Para alcançar a marca milionária de menções, foi preciso muito trabalho e muita dedicação de todos para espalhar o termo na rede social. Além dos fãs, ex-participantes do reality, como Gabi Martins, Pyong Lee e a vencedora Thelma Assis, também participaram da campanha. 

O resultado? Em 1 dia, a tag foi publicada mais de 1 milhão de vezes no Twitter e o perfil do Sentinelas, no Instagram, atraiu quase 20 mil seguidores. 

Alycia, uma das organizadoras da operação para tornar a tag popular na rede, contou que todas as tags para a Gizelly tem o intuito de homenagear a advogada e ajudá-la no pós-BBB. “A ideia da tag pro projeto sentinelas foi algo que a gente planejou pra chegar a 1M de tweets pq é um projeto que a Gizelly sempre falou no BBB e é muito importante pra ela, e achamos que merecia algo maior com um alcance maior.”, contou. 

O Projeto Sentinelas 

O Sentinelas é um projeto feito por mulheres para mulheres. Idealizado por Gizelly Bicalho (advogada criminal), Marcela MC Gowan (médica) e Izabella Borges (advogada criminal), o trabalho visa popularizar informações sobre violência doméstica, os ciclos da violência contra à mulher, empoderamento feminino, saúde, autoconhecimento, entre outros assuntos. Durante entrevista exclusiva concedida à Jovem Pan, Gizelly definiu o projeto como “uma fábrica de mulheres independentes”. 

E é mesmo!
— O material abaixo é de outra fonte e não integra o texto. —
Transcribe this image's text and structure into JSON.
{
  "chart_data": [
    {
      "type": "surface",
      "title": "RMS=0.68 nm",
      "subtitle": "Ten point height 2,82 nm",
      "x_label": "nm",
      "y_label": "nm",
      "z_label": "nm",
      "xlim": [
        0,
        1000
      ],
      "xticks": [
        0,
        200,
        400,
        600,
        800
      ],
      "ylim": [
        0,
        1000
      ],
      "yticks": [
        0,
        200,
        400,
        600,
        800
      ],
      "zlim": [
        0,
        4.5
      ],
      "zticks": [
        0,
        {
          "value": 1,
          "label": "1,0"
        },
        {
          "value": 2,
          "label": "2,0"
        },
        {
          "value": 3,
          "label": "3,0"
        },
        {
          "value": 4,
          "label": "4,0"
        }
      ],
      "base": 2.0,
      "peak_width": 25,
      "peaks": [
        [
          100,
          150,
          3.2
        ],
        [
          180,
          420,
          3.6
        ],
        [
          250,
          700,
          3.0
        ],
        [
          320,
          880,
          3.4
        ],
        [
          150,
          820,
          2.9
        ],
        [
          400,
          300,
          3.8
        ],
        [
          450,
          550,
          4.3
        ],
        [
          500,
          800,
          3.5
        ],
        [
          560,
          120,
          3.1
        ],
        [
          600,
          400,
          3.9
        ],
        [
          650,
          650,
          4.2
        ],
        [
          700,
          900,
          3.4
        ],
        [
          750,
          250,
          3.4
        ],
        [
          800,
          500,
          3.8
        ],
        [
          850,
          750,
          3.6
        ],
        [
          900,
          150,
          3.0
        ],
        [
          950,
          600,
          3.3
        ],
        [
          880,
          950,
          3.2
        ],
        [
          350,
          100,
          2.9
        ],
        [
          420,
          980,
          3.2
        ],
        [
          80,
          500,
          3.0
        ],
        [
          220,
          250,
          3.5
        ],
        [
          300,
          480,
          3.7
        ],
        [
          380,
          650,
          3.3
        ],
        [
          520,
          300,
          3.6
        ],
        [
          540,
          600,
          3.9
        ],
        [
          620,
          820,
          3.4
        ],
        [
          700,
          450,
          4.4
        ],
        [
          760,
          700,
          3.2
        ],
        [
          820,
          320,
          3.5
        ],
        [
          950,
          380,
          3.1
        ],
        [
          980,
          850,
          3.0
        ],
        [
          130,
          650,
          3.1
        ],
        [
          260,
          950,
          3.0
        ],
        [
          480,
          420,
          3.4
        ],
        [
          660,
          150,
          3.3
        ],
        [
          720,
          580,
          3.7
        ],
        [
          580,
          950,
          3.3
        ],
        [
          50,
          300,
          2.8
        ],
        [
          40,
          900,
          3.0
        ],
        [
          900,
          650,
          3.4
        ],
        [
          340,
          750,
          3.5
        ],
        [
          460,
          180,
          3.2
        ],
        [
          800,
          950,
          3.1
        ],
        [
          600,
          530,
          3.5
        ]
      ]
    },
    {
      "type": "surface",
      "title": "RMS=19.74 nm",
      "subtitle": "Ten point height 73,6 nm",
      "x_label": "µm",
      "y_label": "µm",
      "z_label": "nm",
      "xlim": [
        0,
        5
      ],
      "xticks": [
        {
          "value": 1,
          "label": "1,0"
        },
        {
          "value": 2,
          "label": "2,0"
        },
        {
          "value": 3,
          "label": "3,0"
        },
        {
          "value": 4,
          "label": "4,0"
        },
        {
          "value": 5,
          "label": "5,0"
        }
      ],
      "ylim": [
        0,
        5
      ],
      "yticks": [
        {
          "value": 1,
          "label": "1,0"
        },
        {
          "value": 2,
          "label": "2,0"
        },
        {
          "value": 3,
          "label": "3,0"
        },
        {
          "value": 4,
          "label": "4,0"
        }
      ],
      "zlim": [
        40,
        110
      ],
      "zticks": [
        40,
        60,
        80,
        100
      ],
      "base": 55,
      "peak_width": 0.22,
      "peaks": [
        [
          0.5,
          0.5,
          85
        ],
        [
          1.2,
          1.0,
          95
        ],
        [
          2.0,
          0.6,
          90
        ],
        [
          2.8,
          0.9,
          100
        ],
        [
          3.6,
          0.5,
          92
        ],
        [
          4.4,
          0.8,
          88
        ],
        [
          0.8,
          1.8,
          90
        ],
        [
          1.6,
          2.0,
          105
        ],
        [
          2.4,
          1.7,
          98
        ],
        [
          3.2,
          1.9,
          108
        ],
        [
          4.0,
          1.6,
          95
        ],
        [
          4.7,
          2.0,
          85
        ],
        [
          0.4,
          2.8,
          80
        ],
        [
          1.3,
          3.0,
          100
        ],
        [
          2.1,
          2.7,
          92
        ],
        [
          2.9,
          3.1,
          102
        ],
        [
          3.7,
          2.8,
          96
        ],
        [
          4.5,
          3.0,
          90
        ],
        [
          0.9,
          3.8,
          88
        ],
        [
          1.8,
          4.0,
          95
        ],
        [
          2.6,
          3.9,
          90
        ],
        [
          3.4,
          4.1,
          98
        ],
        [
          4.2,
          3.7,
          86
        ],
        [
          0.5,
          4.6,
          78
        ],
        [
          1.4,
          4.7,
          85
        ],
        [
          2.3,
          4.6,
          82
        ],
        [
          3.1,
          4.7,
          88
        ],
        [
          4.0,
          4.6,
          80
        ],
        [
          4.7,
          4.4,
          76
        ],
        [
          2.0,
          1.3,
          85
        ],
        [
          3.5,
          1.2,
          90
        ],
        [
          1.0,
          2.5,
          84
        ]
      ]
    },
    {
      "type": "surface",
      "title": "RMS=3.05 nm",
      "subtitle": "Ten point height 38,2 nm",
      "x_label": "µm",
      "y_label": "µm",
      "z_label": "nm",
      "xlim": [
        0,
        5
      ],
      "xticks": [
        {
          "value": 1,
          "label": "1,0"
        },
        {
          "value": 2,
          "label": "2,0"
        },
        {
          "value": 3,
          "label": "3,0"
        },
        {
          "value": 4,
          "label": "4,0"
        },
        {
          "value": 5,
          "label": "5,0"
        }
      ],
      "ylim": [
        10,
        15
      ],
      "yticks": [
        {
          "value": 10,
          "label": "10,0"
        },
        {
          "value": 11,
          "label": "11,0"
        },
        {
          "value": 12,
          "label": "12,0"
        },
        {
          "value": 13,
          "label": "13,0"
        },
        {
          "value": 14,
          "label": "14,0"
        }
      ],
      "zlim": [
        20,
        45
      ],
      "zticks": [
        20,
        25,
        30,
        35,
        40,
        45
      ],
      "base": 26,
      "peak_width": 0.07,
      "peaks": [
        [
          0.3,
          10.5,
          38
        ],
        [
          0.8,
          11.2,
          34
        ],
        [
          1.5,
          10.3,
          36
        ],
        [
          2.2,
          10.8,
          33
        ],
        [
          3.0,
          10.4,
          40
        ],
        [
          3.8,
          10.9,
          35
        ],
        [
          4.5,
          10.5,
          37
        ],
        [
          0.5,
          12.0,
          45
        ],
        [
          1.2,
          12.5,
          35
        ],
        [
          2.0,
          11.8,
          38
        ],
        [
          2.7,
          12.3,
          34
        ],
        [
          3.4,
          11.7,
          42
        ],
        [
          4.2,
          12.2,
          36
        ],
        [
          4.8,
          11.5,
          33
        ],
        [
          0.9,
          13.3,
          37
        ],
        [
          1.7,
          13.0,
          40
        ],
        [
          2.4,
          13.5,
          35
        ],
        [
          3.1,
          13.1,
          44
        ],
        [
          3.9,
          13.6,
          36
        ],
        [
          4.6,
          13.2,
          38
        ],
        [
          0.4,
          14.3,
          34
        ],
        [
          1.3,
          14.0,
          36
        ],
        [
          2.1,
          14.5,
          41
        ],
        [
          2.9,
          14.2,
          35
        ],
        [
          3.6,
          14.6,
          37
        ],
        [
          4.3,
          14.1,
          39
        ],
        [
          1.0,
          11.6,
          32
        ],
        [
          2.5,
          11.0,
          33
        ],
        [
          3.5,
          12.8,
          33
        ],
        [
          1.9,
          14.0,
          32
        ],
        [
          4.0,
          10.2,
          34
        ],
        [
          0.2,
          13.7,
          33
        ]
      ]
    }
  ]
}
No perfil que as meninas preparam no Instagram (instagram.com/sentinelasdelas) também haverá dicas e mini cursos, via IGTV, para levar conteúdo jurídico, informações sobre autocuidado, feminismo, além de formas de geração de renda extra para fortalecer a mulher, tornando-a mais independente para que consiga sair do ciclo de violência.

“Não vai ser só um canal, não vamos dar só uma orientação jurídica, a gente vai tentar empoderar essas mulheres.”, contou Gizelly. “Eu quero uma coisa que seja prática, rápida, que esteja na palma de sua mão e que uma mulher que tenha o ensino básico vai conseguir interpretar”, completou.

 

Sobre saúde, haverá conteúdo de ginecologia, sexologia, nutrição, fisioterapia, psicologia, dermatologia, e dicas de terapias alternativas que possam ajudar a mulher no processo de empoderamento.